Jeff Schultz jws@REDACTED
Thu May 26 05:56:45 CEST 2011


On Tue, May 24, 2011 at 10:06:19AM +0200, Joe Armstrong wrote:
>    functions are really easy to reuse
>    modules are more difficult to reuse

Just to comment on this described contrast, consider a synthetic
example:

create(X) ->
    {classify(X), X}.

consume({C, X}) ->
    C = classify(X),
    io:format("~p~n", [X]).

classify(X) when X > 0 ->
    positive;
classify(X) when X < 0 ->
    negative.


This program has a bug, at least for our present purposes.
It's also rather pointless.  Imagine that classify/1 produced a
cryptographically strong message authenticator instead, if desired.

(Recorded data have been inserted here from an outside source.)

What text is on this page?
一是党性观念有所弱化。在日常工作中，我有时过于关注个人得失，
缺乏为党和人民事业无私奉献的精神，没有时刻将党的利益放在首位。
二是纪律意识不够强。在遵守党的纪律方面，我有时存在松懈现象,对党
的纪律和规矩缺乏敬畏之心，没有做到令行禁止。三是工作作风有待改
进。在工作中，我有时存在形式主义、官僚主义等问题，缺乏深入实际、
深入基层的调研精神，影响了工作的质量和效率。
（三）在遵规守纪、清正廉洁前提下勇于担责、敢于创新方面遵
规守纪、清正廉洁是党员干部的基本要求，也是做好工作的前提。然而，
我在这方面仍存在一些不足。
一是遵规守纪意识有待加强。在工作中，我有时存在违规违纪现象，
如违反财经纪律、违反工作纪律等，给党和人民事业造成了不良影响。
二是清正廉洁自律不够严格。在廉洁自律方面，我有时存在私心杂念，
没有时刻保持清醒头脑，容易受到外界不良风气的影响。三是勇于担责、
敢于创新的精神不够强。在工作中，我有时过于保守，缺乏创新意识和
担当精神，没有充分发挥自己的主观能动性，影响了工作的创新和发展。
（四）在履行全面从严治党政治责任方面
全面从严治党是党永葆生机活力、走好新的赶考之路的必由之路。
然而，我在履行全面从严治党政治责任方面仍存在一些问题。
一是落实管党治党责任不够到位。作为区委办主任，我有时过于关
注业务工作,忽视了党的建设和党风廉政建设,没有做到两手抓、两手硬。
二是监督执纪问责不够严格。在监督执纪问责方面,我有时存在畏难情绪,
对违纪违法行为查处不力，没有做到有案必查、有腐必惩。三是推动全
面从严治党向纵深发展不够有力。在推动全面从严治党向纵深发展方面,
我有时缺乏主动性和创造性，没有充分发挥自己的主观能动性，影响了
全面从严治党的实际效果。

Now, normally, we'd put the three functions in a module, say 'm', and
call them from another module thus

test(X) ->
    W = m:create(X),
    m:consume(W).


When we fix the bug in classify/1 by adding a clause

classify(0) ->
    zero;

and reload m, we can now call test(0) successfully.  If, instead, we
have each function living in isolation in a global namespace, we might
be able to get away with just reloading classify/1, but we didn't even
know we were using it!  If we reload create/1, we just move the crash
to the consume/1 call.

See, modules are easy to reuse, and functions are hard ;-)


The thing we need to keep from modules as they are now is this
connection between groups of functions that must be used together.  I
think that if we wrote the example instead as

    let classify(X) . . .
    in create(X) . . .
    and consume(X) . . . .

we're just providing an alternate syntax for the existing module
definition in which the module name has become implicit.


Joe's proposal sounds fun, and might work very well once people
adjust, but the metadata is going to have to be worked very hard, and
Erlang's remote expression will have to use it too.